In a post on Inner Emigration I wrote about some German writers who continued to publish in Germany during the Third Reich. There were, of course, a number of writers who were forbidden to publish, but who continued to write and keep their production hidden away in desk drawers (Schubladenliteratur). The Catholic writer Elisabeth Langgässer had a Schreibvebot imposed on her as early as 1935 since she was a "Half-Jew"; only her marriage to the "Full Aryan" philosopher Wilhelm Hoffmann kept her from deportation to a death camp after 1942 (her daughter, Codelia, a child from an earlier marriage, was, however, deported to Auschwitz).
Langgässer began work on her masterpiece, Das unauslöschliche Siegel (The Indelible Seal), in 1936, but was not be published until 1946. It was quickly seen as one of the most important novels to appear in postwar Germany, and was praised by Hermann Broch and Thomas Mann, among others. The book is Langgässer's reckoning with Germany's descent into darkness, but it is hardly a work of historical fiction. Rather it is a strange variation of the Baroque Welttheater, where humans are incidental players in a grand struggle between God and Satan. The core plots take place between 1914 and 1927 in the a village in the Rhineland and in France, but the book ends with an Epilogue 1943, a one-act play that brings the action forward to the present. Langgässer disrupts the narrative with seemingly unrelated scenes, dialogues, letters - for example, Bernadette of Lourdes makes an appearance - interjections that contribute little to the plot line but serve to round out the "theology" of the novel.
The central figure in Das unauslöschliche Siegel is the converted Jew Lazarus Belfontaine, the representative of the enlightened bourgeoisie. Belfontaine had received the sacrament of baptism (the"indelible seal") not because he believed in Christ the Savior, but in order to marry a German girl. Still, he had, in his mind, lived a blameless life. And yet Belfontaine is tormented by his inability to believe, his absence of faith. And so, in the first book (the novel is divided into three books plus the Epilogue 1943), we watch Belfontaine descend into the abyss of despair as every aspect of his life - and the daily life of the village - nauseates him. The other characters take on supernaturally grotesque features (Broch called the novel a "surrealistic" book). At the end of Book One Satan appears in one of his guises to lead Belfontaine into a new life in France.

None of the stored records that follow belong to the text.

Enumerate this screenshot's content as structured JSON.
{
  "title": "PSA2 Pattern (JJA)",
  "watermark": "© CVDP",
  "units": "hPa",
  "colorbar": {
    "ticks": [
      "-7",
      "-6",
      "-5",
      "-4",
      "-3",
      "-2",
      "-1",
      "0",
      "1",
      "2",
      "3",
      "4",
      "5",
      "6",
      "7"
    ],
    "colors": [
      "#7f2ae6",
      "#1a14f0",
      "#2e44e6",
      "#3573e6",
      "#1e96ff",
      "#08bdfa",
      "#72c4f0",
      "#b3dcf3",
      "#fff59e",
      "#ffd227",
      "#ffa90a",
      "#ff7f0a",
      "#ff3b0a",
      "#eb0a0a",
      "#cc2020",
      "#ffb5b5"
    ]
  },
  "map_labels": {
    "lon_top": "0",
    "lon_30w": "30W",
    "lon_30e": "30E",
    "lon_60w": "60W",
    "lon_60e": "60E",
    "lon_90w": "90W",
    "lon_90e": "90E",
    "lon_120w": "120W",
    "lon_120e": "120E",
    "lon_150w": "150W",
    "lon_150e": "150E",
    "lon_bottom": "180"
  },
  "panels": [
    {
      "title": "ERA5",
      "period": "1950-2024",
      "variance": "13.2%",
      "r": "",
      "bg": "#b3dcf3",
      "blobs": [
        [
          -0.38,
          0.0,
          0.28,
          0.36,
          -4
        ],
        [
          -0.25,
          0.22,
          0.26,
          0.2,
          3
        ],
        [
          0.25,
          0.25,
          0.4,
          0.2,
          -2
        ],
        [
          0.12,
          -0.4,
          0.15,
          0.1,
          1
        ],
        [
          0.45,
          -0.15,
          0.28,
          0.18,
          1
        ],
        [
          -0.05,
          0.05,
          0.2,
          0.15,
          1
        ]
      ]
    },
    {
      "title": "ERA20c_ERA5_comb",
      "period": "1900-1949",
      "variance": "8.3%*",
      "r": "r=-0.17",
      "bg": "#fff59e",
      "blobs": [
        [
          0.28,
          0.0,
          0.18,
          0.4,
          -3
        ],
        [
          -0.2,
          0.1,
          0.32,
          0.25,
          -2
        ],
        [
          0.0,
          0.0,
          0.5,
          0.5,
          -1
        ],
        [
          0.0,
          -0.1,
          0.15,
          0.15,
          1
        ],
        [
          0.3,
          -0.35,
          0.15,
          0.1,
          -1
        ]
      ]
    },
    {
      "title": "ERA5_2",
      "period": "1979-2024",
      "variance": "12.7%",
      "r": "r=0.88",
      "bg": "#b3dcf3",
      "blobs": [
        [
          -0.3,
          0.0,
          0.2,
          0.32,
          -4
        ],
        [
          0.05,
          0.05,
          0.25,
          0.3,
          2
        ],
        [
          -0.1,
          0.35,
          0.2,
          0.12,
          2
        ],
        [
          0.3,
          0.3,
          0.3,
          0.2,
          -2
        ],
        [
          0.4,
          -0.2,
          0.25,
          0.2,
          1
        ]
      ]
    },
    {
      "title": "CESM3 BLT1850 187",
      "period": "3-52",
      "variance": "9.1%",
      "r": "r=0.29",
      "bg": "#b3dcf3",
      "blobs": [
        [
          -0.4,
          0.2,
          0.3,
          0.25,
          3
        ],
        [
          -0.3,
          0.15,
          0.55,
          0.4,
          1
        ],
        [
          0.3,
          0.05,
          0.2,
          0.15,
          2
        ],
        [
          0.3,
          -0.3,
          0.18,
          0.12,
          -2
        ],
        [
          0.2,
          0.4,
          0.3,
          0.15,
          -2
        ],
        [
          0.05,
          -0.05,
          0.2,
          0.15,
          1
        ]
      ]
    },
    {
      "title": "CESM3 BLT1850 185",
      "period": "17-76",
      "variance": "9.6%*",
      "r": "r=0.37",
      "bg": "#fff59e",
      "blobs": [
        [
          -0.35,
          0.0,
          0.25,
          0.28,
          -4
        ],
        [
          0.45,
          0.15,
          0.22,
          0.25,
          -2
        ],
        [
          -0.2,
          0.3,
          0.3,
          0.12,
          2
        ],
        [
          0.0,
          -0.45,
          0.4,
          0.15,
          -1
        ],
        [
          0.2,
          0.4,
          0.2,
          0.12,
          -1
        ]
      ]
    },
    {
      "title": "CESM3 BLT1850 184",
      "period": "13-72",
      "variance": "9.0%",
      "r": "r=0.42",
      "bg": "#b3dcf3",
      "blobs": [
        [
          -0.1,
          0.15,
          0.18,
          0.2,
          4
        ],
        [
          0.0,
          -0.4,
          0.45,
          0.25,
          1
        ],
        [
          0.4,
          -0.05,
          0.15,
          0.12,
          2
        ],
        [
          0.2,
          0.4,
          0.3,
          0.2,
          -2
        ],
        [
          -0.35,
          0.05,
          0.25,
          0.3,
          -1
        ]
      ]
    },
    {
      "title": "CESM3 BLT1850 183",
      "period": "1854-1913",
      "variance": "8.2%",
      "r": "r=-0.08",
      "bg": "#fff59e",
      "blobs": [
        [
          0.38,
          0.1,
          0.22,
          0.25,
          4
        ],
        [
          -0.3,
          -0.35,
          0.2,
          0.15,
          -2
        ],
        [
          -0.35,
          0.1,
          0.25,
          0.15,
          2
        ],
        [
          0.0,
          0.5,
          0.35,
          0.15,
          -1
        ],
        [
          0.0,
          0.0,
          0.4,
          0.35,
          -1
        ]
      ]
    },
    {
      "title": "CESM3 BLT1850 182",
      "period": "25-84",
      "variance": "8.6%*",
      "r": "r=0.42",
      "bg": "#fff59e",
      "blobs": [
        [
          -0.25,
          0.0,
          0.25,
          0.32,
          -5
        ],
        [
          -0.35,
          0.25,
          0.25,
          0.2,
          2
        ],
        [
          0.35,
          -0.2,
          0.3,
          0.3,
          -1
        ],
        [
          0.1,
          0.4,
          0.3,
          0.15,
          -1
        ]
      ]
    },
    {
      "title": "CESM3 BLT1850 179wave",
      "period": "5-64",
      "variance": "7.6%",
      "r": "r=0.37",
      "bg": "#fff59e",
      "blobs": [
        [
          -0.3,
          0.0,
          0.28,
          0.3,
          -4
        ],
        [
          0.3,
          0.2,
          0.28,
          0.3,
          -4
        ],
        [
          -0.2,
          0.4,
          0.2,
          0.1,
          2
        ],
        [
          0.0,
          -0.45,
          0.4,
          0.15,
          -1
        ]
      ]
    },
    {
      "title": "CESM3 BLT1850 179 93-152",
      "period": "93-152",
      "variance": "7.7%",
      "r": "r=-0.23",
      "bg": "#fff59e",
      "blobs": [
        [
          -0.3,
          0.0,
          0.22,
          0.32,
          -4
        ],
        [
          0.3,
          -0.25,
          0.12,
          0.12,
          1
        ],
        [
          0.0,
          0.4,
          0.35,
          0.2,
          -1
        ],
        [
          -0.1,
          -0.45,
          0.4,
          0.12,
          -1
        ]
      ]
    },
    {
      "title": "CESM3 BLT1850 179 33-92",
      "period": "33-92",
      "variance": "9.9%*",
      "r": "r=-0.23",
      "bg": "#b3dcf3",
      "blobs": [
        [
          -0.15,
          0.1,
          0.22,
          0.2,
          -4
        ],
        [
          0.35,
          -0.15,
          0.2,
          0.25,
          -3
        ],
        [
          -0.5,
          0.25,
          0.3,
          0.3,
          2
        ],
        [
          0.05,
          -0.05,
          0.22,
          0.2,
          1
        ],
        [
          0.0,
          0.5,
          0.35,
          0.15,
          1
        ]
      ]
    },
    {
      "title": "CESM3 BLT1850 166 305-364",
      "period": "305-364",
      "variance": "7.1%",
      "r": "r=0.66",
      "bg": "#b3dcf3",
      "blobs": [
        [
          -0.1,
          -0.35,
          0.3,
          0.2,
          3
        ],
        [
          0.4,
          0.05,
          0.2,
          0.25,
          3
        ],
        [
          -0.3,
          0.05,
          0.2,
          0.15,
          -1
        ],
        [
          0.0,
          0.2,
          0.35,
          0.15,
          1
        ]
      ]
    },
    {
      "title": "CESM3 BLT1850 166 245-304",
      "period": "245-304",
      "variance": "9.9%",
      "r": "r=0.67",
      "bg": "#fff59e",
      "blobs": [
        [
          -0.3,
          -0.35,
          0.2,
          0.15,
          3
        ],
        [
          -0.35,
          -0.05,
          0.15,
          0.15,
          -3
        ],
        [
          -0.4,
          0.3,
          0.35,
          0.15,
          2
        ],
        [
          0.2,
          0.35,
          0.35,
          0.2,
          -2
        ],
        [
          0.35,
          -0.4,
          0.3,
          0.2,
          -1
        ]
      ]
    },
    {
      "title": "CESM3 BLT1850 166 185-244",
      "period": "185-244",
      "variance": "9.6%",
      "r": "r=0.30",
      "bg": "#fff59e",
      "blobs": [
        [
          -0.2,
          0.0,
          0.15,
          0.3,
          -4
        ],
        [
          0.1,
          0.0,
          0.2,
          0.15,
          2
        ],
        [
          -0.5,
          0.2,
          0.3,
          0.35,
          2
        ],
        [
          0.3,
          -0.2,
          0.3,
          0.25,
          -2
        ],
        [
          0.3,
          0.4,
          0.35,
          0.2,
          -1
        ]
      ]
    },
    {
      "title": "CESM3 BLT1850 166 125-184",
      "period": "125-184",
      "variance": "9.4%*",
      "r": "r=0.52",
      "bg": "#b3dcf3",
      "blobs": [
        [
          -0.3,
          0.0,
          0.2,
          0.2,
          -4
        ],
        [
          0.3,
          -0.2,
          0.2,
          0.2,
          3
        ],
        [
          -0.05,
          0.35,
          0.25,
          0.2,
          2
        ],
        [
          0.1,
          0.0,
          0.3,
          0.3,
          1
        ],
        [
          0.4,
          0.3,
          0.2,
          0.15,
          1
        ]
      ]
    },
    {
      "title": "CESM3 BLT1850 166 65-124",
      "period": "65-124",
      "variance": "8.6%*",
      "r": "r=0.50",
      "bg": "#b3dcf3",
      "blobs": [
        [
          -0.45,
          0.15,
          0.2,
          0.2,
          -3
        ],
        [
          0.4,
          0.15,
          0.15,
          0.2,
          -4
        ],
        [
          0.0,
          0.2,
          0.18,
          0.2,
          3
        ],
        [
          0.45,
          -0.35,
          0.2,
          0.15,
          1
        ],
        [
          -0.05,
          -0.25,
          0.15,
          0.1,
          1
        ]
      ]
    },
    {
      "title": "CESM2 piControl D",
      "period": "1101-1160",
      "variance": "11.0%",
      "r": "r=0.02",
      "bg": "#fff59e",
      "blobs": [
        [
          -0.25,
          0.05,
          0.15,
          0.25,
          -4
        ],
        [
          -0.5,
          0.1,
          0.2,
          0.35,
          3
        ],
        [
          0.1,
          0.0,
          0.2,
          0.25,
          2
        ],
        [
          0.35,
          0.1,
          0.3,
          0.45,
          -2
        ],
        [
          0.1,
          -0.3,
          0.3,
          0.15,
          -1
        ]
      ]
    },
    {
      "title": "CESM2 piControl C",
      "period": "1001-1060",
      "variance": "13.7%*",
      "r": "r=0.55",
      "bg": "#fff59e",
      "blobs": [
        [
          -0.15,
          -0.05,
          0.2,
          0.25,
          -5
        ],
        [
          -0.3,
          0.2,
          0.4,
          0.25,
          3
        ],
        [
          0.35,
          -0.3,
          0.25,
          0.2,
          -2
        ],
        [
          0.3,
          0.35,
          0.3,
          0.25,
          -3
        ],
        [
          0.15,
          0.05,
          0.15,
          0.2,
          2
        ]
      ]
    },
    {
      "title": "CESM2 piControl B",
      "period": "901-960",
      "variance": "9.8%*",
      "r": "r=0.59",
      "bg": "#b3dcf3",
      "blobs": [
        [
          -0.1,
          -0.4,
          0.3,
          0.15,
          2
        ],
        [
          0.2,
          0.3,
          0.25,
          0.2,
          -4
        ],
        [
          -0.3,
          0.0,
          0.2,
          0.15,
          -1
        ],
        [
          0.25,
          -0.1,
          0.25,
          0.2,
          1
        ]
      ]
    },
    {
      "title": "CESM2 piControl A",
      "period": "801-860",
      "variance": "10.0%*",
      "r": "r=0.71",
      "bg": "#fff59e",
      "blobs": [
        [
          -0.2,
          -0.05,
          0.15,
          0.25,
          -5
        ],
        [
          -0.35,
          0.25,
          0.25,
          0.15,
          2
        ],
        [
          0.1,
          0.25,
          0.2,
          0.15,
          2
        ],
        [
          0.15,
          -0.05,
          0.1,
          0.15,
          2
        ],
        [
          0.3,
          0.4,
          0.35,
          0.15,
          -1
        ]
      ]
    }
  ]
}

Book Two shifts suddenly to a French novel of intrigue, following a parallel story of the aristocratic Hortense de Chamant who, in despair, eventually gives herself over to Satan and drowns in the Seine. Hortense is involved in a lesbian relationship with Suzette, In Book Three Suzette is married off to the bigamist Belfontaine, who meanwhile has built a prosperous new life for himself in France. But even here Belfontaine cannot escape the wretched ennui of his existence until finally (by page 585!) God's grace enters his heart as a lightening bolt, and Belfontaine is transformed into a holy, wandering beggar, ending up in Germany with refugees fleeing ahead of the Soviet Red Army. In the Epilogue 1943, the book returns to the village in the Rhineland, now being firebombed, as the remaining residents realize their suffering is a consequence of abandoning God.
The pivotal chapter of the book comes at the midpoint of novel. Two German officers - who appear nowhere else in the novel- climb the tower of a French church and discover the manuscripts of Juan Donoso Cortés a nineteenth century Spanish writer and diplomat. Langgässer lifts entire passages from his "Ensayo sobre El Catolicismo, El Liberalismo y El Socialismo" to put forward her analysis on the origins of the "German Revolution" (the Nazi Third Reich). Donoso Cortes served the courts in Paris and Berlin, and was equally critical of both the French Revolution and Prussian Protestantism. In his writings he stresses the utter impotence of all human systems of knowledge to solve the existential problems of mankind and that the only salvation is "blind faith" -
" blinder Glaube" - a recurring theme in Das unauslöschliche Siegel. For Langgässer, Rousseau and the enlightenment thinkers, along with Martin Luther, were historical embodiments of Satan.
Das unauslöschliche Siegel made an impact on a devastated nation seeking answers for its trauma. Today it seems an historical oddity; despite some modernist novelistic techniques and frank discussions of sexual relations (both heterosexual and lesbian), the novel seems dated. There is no psychological development of the characters, since they are only introduced to illustrate the novel's "theology". Even Belfontaine does not receive God's grace through any self-insight although he is something of an anomaly in the book for recognizing the absence of faith in his life. Langgässer excelled in her description of nature (she was an accomplished nature poet) but was oddly cold in drawing her characters.
Despite the international "buzz" surrounding Das unauslöschliche Siegel when it was released, I cannot find any evidence that an English translation was ever published. Her next and last novel - Märkische Argonautenfahrt- picks up where Epilogue 1943 leaves off, and did appear in English as The Quest (Knopf, 1953).